Department of Pediatrics, University of Texas Southwestern Medical School, Dallas 75235.
Published November 1, 1991 - More info
Placental cells of mesenchymal origin were used to study the regulation of fetal growth at the cellular level. A significant difference in the in vitro growth rates of placental fibroblasts was observed as a function of gestational age. Cells derived from 10-19-wk placentae exhibited proliferative rates two to three times greater than cells derived from 7-9-wk placentae (16-30 h vs. 30-60 h, P less than 0.001). The proliferation rate remained stable throughout multiple passages in culture. Additionally, these two groups of cell strains exhibited marked differences in their responsiveness to mitogenic stimuli.
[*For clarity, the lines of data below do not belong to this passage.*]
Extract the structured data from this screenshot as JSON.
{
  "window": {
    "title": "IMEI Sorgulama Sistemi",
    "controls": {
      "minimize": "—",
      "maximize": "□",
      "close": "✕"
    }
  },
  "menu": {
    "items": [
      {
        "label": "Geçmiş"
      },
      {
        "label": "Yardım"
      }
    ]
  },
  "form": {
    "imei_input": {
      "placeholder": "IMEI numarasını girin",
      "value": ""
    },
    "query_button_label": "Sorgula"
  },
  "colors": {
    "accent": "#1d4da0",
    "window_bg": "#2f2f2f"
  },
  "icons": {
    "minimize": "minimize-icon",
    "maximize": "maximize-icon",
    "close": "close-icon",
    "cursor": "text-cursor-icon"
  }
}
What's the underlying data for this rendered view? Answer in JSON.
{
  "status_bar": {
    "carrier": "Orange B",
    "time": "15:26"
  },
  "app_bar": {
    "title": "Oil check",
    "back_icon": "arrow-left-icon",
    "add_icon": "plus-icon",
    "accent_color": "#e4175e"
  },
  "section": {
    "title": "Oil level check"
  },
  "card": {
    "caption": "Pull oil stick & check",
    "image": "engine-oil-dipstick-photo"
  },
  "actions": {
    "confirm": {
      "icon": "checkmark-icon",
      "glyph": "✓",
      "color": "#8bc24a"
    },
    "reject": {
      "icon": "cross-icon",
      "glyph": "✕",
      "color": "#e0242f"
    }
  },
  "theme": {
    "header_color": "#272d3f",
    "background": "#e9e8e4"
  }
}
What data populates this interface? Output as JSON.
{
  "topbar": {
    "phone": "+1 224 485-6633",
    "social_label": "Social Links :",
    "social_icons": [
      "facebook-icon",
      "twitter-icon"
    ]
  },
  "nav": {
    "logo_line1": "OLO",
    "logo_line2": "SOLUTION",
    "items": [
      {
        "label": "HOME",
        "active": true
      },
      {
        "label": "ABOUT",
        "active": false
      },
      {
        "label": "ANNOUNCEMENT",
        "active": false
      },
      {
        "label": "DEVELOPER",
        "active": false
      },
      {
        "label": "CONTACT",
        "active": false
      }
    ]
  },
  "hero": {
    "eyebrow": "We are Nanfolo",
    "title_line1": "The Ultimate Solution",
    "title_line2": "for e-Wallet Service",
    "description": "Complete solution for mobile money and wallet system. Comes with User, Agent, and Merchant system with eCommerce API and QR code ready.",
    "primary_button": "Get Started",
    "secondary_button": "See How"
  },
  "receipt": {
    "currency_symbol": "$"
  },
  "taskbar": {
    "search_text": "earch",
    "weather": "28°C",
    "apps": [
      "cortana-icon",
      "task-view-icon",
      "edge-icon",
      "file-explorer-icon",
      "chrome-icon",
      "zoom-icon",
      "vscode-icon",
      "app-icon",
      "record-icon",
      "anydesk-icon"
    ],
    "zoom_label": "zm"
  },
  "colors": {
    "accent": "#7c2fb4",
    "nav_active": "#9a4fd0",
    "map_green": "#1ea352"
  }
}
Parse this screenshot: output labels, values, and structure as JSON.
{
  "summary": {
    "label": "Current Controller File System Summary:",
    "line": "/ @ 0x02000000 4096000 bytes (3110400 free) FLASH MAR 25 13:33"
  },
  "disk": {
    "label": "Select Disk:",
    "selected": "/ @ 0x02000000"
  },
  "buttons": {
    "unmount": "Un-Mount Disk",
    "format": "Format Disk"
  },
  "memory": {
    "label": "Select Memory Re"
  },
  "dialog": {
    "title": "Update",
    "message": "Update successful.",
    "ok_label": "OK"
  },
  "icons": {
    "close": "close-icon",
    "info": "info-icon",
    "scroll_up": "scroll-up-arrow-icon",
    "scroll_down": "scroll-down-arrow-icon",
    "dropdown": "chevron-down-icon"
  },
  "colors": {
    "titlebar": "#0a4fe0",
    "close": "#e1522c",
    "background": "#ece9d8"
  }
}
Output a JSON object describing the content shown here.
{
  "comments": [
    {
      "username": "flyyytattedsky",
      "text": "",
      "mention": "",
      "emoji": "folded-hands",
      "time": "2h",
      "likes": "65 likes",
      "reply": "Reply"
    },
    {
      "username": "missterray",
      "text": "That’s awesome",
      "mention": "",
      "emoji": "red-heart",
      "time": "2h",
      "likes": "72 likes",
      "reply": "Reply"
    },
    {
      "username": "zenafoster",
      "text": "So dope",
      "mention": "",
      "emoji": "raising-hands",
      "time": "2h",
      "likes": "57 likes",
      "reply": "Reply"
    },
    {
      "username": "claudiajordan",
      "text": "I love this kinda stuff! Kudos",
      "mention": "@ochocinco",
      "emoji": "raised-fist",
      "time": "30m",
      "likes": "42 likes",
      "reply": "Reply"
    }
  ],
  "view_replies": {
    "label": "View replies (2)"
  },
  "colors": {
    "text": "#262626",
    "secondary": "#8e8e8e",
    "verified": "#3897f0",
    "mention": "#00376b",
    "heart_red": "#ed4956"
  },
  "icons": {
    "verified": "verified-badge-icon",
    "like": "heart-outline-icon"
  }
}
Using maximal effective concentrations, insulin-like growth factor I interacted synergistically with epidermal growth factor and fibroblast growth factor to stimulate DNA synthesis in cells derived from 10-19-wk placentae. By contrast, the interaction of insulin-like growth factor 1 with epidermal growth factor and fibroblast growth factor exhibited significantly less synergy in 7-9-wk cells. These findings argue that the accelerated growth rate of human fetal cells results primarily from developmental events intrinsic to the cells and is associated with enhanced responsiveness to the mitogenic action of peptide growth factors.